When you hear the term “pure functional programming”, does it translate into “dogmatist programming” in your head? Maybe it should translate into “simple programming” instead. Now, if you think that that statements just proves I’m one of the dogmatists, then humor me for a minute.
Let’s try to draw a picture of how a method from an object-oriented language relates to its environment. Let’s start with a simple case, a
bar() call on a
foo object that takes no inputs and gives no outputs.

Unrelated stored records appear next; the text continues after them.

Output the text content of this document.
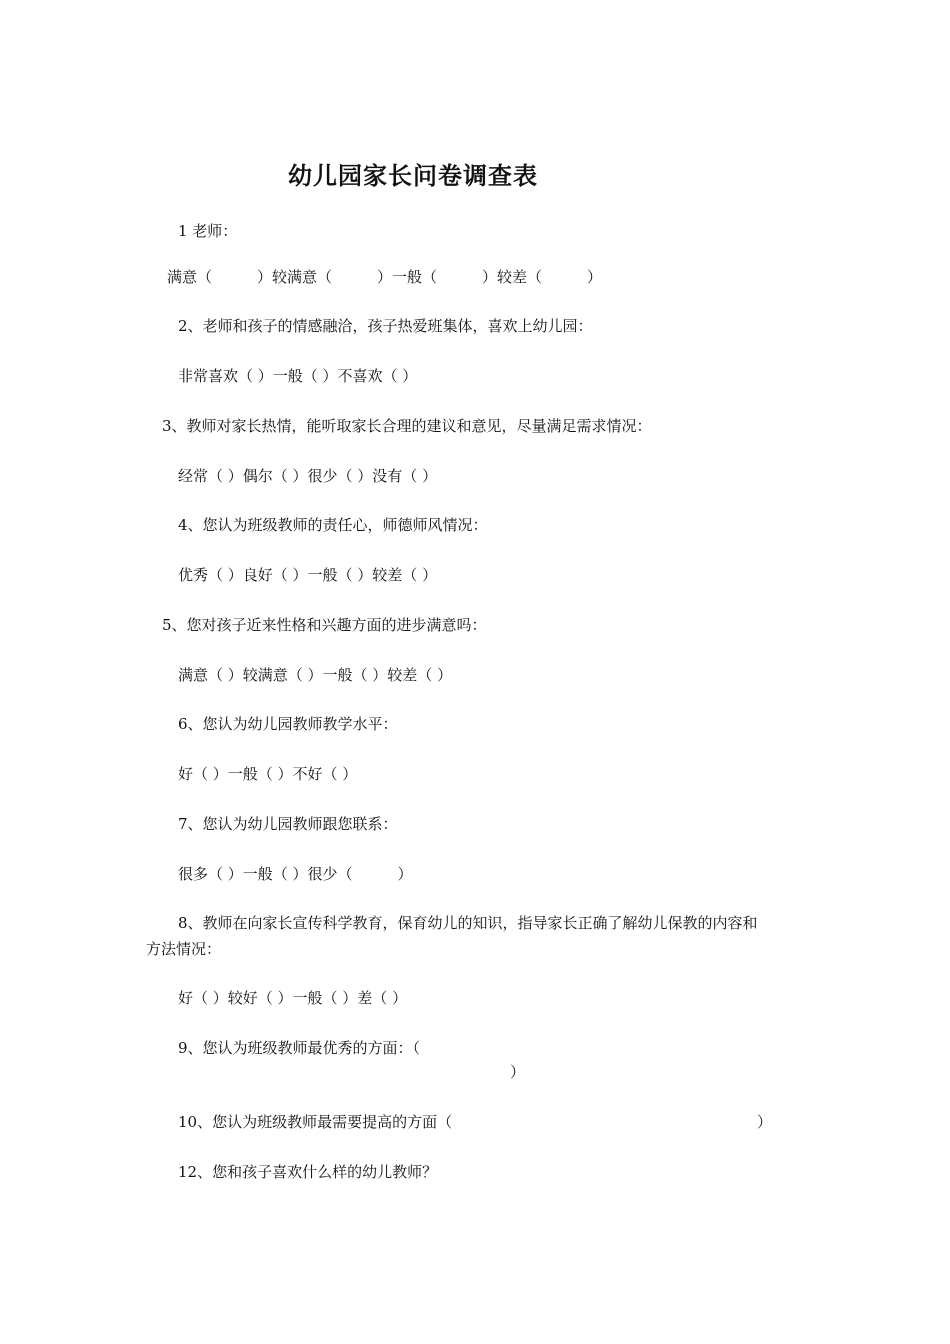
幼儿园家长问卷调查表
1 老师：
满意（　　　）较满意（　　　）一般（　　　）较差（　　　）
2、老师和孩子的情感融洽，孩子热爱班集体，喜欢上幼儿园：
非常喜欢（ ）一般（ ）不喜欢（ ）
3、教师对家长热情，能听取家长合理的建议和意见，尽量满足需求情况：
经常（ ）偶尔（ ）很少（ ）没有（ ）
4、您认为班级教师的责任心，师德师风情况：
优秀（ ）良好（ ）一般（ ）较差（ ）
5、您对孩子近来性格和兴趣方面的进步满意吗：
满意（ ）较满意（ ）一般（ ）较差（ ）
6、您认为幼儿园教师教学水平：
好（ ）一般（ ）不好（ ）
7、您认为幼儿园教师跟您联系：
很多（ ）一般（ ）很少（　　　）
8、教师在向家长宣传科学教育，保育幼儿的知识，指导家长正确了解幼儿保教的内容和
方法情况：
好（ ）较好（ ）一般（ ）差（ ）
9、您认为班级教师最优秀的方面：（
）
10、您认为班级教师最需要提高的方面（	）
12、您和孩子喜欢什么样的幼儿教师？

I am using dotted lines to represent optional components, because really, instead of having an object involved we could have a static method that reads input from the outside world:
Or it could write output to the outside world:
And we could of course have a return value:
And that return value could originate from different parts of the method; it could have multiple exit points:
And then, there is always input parameters:
Some languages even allow for output parameters:
And don’t forget that you could throw an exception:
Actually, you could throw exceptions from different locations; they might bubble up from underlying function calls; who knows how many exceptions might actually get thrown:
And if there is some global state or a singleton or something, you could be interacting with that:
That, ladies and gentlemen, is object-oriented programming. Say whatever else you like about it, it is not particularly simple.
By contrast, here’s how functional programming works. You always have input and output, even if it is only the placeholder unit.
That’s a pure function. Purity is not about elitist dogmatism. It is about simplicity.